Do people become angels when they die?

Answered by Eugene P. Vedder, Jr.

The brief answer is an emphatic, “No!” To help us to answer these questions let’s look at a story the Lord Jesus told that is recorded in Luke 16:19-31. Other Scripture passages confirm what we learn from this story, and add more details.

A rich man who lived in luxury every day and a poor beggar name Lazarus, full of sores, ultimately died. Indeed, Romans 3:23 tells us that all have sinned and fall short of the glory of God, and Romans 6:23 says that the wages of sin is death.

When Lazarus died, he “was carried by the angels to Abraham’s bosom” (NKJV), a term the Jews used to indicate heaven. The Bible refers to Abraham as “the friend of God” several times. Notice, the beggar did not become an angel; rather, he was carried by the angels.

Hebrews 1:14 says that angels are “ministering spirits sent forth to minister for those who will inherit salvation.” An angel is a created being, but a spirit being. When God sends an angel on an errand to people, the angel normally appears in a bodily form, looking like a person. The Bible often describes an angel that appears to someone as looking like a man or a young man, sometimes in white garments. Never do we read of an angel resembling a woman or looking like a child. The Lord Jesus tells us in Matthew 22:30 and Mark 12:25 that the angels of God in heaven do not marry, so these mighty created spirit beings do not multiply. Although they are ancient beings, for angels were present and rejoicing when God laid the foundations of the earth (Job 38:4-7), we never find a reference to age in connection with God’s angels.

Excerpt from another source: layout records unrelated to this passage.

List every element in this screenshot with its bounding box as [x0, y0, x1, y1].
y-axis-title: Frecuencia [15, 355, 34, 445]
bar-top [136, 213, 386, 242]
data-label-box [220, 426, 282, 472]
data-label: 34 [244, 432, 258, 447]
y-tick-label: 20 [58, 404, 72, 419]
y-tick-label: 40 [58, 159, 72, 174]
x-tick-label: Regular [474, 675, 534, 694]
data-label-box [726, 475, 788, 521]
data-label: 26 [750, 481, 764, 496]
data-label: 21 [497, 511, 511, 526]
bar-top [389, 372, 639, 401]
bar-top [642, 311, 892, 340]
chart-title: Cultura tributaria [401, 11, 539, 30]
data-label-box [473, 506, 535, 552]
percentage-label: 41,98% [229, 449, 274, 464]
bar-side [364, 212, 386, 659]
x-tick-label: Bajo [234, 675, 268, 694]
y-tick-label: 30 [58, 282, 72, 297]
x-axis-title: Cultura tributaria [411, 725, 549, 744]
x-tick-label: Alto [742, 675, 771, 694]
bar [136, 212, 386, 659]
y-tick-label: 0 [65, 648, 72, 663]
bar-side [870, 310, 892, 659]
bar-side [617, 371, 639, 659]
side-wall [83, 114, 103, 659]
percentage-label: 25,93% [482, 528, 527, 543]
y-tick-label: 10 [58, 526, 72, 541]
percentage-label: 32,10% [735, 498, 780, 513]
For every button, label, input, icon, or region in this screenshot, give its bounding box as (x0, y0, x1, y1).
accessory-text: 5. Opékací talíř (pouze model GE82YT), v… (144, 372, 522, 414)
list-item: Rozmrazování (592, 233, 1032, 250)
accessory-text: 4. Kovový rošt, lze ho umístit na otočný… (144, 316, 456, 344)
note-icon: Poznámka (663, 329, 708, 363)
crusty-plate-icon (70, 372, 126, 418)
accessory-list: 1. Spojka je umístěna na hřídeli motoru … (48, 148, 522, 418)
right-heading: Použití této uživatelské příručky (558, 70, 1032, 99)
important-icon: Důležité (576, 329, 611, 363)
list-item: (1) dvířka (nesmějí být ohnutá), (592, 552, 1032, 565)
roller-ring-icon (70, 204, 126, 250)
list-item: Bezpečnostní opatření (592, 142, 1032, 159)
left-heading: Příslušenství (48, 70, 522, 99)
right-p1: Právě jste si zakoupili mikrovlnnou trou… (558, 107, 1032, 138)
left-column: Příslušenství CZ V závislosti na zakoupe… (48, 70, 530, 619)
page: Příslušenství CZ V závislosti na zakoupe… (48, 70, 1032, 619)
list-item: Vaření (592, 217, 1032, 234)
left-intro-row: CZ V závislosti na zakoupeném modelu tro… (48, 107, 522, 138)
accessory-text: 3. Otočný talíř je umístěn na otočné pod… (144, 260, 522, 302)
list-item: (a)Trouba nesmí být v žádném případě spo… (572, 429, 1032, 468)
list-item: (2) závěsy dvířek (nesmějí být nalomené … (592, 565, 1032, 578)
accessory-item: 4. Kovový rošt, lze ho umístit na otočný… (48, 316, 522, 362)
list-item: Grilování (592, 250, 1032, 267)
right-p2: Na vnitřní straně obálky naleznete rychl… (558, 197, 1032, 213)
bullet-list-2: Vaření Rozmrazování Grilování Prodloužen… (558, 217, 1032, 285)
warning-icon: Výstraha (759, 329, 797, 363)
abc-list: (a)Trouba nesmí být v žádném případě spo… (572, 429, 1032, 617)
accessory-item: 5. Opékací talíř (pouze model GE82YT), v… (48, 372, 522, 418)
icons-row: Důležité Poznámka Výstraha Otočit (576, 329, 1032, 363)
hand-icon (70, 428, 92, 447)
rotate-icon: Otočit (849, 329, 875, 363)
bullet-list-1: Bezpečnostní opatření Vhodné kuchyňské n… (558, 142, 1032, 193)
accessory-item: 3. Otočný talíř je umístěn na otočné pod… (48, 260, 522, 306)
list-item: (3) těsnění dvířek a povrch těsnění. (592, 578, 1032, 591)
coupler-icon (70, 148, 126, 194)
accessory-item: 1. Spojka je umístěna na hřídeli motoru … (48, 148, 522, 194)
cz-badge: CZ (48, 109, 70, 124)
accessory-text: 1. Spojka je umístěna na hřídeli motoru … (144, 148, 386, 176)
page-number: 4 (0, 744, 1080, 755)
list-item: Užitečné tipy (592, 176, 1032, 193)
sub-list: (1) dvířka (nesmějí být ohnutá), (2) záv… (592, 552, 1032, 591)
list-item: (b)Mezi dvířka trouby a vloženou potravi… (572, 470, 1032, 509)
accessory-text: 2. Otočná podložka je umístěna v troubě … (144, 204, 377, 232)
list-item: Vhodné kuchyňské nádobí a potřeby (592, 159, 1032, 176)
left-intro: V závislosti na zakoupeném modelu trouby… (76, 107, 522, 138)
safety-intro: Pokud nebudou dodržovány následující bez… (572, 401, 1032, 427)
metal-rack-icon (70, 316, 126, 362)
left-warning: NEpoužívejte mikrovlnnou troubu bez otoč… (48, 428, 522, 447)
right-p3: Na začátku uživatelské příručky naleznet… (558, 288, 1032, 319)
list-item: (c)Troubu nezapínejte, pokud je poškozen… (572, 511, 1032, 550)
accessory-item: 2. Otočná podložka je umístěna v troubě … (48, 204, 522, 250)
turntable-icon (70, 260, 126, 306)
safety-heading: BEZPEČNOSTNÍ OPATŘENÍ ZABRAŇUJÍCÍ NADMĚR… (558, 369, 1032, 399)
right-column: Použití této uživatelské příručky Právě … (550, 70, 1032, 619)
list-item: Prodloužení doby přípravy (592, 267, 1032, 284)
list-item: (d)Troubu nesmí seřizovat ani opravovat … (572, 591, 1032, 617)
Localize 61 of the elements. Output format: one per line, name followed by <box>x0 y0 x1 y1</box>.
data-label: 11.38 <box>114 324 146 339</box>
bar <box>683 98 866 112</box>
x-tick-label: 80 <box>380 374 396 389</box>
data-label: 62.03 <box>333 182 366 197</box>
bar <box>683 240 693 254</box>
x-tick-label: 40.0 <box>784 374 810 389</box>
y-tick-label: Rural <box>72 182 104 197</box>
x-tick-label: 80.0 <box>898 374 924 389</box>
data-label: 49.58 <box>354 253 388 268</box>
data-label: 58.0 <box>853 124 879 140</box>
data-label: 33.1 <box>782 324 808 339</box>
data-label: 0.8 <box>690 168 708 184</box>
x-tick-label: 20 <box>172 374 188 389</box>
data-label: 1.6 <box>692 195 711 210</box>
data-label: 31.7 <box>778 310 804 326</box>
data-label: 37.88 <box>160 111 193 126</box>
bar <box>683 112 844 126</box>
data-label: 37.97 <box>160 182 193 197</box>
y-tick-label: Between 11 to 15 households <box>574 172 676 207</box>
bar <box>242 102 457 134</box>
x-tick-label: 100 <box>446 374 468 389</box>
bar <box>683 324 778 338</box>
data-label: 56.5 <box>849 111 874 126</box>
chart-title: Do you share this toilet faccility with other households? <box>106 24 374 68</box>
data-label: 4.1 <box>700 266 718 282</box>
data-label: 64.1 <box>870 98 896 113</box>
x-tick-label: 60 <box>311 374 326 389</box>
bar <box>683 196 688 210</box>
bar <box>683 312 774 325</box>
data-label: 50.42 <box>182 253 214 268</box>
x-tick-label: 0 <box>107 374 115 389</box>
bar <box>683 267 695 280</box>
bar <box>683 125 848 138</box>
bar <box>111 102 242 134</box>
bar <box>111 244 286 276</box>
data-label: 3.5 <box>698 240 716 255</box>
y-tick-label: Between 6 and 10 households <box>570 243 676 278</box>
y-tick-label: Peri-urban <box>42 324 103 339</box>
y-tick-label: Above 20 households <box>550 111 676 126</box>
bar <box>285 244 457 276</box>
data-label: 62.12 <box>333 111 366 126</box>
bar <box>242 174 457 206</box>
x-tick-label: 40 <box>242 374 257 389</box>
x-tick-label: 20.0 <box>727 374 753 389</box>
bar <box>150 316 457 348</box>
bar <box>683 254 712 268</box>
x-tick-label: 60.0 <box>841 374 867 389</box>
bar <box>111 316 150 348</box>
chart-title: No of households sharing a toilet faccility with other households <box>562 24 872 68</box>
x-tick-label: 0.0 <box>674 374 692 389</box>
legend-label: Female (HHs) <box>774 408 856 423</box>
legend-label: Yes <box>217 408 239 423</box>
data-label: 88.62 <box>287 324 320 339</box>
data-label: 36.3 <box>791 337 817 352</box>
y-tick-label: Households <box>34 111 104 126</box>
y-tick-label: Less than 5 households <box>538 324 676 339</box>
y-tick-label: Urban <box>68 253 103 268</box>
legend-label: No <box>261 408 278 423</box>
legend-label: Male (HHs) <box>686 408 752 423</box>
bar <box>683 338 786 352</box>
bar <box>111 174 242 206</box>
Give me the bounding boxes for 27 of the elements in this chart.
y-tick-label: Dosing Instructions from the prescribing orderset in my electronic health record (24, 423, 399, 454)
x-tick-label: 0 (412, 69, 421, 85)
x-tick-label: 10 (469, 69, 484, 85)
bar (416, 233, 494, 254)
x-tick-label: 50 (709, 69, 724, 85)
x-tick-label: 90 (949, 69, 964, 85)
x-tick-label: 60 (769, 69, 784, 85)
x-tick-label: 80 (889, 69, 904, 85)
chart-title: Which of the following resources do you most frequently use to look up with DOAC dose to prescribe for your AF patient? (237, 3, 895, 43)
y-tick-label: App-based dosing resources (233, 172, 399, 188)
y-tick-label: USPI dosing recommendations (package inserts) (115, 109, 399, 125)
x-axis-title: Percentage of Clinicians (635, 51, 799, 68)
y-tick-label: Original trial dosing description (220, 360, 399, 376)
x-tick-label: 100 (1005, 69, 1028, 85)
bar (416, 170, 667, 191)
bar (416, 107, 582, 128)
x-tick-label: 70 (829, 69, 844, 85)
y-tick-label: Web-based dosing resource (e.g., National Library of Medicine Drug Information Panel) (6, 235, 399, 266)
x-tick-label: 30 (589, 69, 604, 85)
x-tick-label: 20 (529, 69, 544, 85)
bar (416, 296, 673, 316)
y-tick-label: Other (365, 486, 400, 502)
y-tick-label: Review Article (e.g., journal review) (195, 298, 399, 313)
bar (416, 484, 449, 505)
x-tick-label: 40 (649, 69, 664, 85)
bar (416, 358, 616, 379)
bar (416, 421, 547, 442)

The Bible refers to angels in heaven, but nowhere does it indicate that a believer should look forward to fellowship with these exalted beings, great in power. The Christian’s portion is “to depart and be with Christ, which is far better” (Phil. 1:23), and “thus we shall always be with the Lord” (1 Th. 4:17). We shall be there in worshiping adoration, falling down before the throne, singing of the worthiness of the Lord Jesus as Creator and Redeemer, and as the One worthy to loose judgment upon the earth.

Nowhere do we find saints in the presence of the Lord looking back on the earth, occupied with the persons and circumstances that were part of their former life on earth. From reading Scripture carefully I would believe that we will be aware of things that are happening as the Lord visits judgment upon this guilty world. But then we will see things from His point of view, for our old, fleshly nature will no longer be a part of us. Until the rapture, only our soul and spirit are in that wonderful condition of bliss with the Lord, for our bodies are in the grave or elsewhere. At the rapture, our body will be changed to be like the Lord’s present body of glory, and it will again be united to our soul and spirit. Our portion as redeemed saints is higher far than that of angels, and our interest and joy will be to gaze on the lovely face of our Savior and Lord Jesus Christ with hearts bowed in adoration.

The rich man, we read, “also died and was buried.” He may have had many servants during his lifetime, but there were no angels to serve him after his death. He was “in torments in Hades, longing for a drop of water.” He thought of his five brothers and wanted them warned so they would not come to this place of torment. Hades, the place of torment for the soul and spirit of the unsaved dead, is not a place a person can enjoy together with his friends and loved ones. Our Lord described the destination of the unsaved dead as a place of outer darkness where there is weeping, wailing and gnashing of teeth – there is no fellowship in such horrible suffering!

The person suffering in hades will already be in extraordinary torment in the flame. He will be able to remember what he had in his life on earth and will doubtless remember every opportunity he had to be saved, which he neglected or rejected. Also, he will be made conscious of that great gulf that will forever keep him where he is – lost and eternally separated from God. He will have no chance to change his condition or to go back and warn others against coming to that dreadful place he is in. And hell, the lake that burns with fire and brimstone, will be full torment for body, soul and spirit forever and ever. No one becomes an angel there or tenderly watches his loved ones back on earth to see what they are doing. He has absolutely no ability to help anyone then.

It is here on earth that God invites us to receive the salvation His Son, the Lord Jesus Christ, has wrought for us on the cross at Calvary. Then one day soon we will be with Him forever. On the other hand, to reject or neglect to receive the salvation God so freely offers us will result in the eternally fatal consequences of hell forever. Choose now, for God says, “Behold, now is the accepted time; behold, now is the day of salvation”! (2 Cor. 6:2).